CLEVELAND, OH (WOIO) - Urban chickens are being blamed by the Centers for Disease Control for a recent outbreak of salmonella. Cleveland 19 spoke to an expert on how to keep your family safe.
The CDC issued an alert about the most recent outbreak. There have been nearly 400 cases of salmonella, hospitalizing 71 people, in 47 states from January through the middle of May. Ohio tops the list for the highest number of cases.
Angela Cavotta is the owner of Cavotta's Garden Center in Cleveland.
"I raise chickens because I have a garden center and people love to come and see the chickens," said Cavotta.
She has several chickens at her urban store, and said she's never had a problem with anyone getting sick.
Veterinarian Bogdan Klinkosz said that having urban chickens isn't dangerous, but people need to take precautions. Klinkosz recommends potential farmers buy chickens from a business certified by the National Poultry Improvement Plan. Klinkosz said those farms check for diseases like salmonella.
He said that some chickens may just be salmonella carriers, others could pick the bug up just from being outside and around rodents and lizards.
"When you have chickens in the backyard they roam around, because everybody tells you they eat grass, they have sun exposure, they do better, the
eggs are better. Unfortunately, the freedom doesn't come for free," said Klinkosz.

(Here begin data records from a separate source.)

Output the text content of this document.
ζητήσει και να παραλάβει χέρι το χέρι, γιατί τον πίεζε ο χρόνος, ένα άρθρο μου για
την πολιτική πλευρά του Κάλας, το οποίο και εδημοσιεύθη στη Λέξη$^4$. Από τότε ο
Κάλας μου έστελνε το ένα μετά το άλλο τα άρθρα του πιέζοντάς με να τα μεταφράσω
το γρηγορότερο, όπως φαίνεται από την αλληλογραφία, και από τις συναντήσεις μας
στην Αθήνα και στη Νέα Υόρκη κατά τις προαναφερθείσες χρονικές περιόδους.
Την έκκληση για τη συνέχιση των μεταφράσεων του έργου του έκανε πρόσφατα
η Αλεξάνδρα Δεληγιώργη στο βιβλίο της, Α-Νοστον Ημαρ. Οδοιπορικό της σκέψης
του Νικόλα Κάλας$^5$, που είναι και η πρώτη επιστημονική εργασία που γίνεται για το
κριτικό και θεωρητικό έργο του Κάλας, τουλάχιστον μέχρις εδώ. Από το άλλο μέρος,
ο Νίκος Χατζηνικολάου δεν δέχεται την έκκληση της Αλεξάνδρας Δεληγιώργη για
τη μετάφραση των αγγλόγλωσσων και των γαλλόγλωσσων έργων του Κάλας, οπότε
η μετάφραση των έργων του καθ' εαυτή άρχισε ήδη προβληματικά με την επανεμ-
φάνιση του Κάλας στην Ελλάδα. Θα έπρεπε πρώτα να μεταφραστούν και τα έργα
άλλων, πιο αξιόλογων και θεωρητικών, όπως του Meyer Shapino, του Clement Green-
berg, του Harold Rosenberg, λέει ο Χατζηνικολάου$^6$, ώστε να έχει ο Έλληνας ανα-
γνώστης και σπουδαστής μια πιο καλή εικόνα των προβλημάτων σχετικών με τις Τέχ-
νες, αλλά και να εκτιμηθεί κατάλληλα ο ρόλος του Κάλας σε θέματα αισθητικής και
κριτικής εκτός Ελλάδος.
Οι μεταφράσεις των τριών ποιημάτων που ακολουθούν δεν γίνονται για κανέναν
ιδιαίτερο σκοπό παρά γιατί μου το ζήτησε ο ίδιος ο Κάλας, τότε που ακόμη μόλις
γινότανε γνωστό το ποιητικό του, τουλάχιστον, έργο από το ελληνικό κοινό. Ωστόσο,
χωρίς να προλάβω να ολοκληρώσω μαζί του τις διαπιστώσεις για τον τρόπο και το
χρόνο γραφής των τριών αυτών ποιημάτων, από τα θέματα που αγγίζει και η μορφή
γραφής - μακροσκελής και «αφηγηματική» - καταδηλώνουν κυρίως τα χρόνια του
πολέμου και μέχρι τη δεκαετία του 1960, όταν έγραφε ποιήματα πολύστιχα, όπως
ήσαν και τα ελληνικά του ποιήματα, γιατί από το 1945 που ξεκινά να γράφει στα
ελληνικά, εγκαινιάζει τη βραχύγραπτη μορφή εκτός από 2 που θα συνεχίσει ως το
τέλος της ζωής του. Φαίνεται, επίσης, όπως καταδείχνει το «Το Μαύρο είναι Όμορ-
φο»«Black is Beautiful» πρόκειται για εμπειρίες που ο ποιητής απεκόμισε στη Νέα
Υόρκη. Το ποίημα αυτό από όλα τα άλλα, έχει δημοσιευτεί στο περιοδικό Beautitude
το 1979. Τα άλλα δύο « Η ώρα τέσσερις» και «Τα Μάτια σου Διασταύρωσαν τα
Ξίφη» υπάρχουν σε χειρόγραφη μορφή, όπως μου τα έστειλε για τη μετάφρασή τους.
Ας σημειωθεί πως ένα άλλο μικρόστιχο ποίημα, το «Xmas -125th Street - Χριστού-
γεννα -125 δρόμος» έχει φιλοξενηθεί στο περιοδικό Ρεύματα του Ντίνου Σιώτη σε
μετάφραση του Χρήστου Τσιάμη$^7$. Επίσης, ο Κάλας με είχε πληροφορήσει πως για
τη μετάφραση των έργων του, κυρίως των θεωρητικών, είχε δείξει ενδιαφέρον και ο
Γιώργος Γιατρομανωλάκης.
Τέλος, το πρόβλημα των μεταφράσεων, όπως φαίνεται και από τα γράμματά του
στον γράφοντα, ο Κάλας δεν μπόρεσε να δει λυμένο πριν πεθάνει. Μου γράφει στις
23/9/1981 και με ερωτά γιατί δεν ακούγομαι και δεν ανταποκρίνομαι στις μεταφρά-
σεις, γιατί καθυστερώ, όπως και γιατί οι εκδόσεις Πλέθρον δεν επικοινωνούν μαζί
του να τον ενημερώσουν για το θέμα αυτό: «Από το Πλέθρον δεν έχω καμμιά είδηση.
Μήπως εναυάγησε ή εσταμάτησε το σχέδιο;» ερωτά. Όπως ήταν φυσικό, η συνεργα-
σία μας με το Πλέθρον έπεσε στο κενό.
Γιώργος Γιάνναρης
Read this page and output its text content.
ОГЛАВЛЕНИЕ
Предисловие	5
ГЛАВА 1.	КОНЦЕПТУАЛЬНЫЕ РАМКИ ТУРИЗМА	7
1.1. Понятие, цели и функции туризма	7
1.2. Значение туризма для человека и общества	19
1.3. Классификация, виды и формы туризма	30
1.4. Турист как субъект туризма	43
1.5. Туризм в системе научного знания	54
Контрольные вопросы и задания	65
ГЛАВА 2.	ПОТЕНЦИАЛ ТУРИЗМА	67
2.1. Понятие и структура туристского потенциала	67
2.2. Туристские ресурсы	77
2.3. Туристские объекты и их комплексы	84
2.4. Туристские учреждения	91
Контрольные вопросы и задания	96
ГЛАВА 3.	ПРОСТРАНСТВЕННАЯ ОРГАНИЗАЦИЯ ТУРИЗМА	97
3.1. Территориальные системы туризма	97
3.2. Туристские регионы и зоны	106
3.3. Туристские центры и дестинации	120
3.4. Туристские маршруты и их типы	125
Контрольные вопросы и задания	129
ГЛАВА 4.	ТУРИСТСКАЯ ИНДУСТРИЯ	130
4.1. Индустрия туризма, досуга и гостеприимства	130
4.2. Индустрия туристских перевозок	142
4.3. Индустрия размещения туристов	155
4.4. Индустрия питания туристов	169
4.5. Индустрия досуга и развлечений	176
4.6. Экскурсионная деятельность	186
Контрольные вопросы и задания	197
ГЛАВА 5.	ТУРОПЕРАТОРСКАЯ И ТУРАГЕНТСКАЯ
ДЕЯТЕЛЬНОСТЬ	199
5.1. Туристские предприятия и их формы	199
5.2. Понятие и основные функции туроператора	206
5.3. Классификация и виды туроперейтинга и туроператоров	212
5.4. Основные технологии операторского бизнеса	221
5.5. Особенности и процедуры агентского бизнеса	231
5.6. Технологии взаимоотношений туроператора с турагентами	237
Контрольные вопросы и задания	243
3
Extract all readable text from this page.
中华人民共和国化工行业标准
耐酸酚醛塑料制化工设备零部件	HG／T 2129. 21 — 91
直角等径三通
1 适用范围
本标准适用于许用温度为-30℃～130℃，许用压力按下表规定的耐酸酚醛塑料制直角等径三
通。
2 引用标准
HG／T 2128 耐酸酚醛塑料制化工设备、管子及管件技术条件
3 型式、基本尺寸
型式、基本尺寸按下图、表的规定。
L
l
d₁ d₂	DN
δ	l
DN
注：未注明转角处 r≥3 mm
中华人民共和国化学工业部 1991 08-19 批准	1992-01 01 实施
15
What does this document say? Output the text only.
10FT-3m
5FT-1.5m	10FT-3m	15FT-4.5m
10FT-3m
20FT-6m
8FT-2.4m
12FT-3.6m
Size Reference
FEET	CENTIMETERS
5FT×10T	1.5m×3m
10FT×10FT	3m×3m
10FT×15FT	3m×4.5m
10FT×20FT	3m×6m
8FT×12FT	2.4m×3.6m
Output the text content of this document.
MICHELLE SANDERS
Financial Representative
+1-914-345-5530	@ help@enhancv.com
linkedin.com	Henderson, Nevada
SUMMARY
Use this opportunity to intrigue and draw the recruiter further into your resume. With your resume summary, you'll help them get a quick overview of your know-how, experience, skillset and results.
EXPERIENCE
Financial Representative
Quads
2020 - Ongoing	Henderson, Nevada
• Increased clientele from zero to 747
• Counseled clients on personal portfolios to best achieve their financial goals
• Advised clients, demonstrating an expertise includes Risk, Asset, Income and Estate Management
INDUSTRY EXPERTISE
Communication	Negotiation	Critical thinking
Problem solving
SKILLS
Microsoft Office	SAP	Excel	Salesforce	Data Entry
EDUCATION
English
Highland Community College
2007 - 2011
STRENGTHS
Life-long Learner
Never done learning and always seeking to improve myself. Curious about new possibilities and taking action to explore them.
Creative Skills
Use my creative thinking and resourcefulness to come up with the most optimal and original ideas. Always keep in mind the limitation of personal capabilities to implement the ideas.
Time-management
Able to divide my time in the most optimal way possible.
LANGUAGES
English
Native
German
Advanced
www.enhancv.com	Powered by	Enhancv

He said it's important for urban farmers to not just leave food laying around that could attract rodents and other pests which could cause disease. He also said it's important for chicken owners to change water frequently, change nesting material at least twice a week, and collect eggs twice a day.
Most importantly, anyone who comes in contact with a live chicken should wash their hands immediately after with soap and water. Experts also recommend that young children, older people, or those with compromised immune systems not come into contact with chickens just in case.
Symptoms of salmonella include diarrhea, fever and abdominal cramps, which set in 12 to 72 hours after infection.
The illness can last four to seven days.
So far, no reports of the illness resulting in deaths, but cases associated with live poultry have put 71 people in the hospital in the US this year, according to the CDC.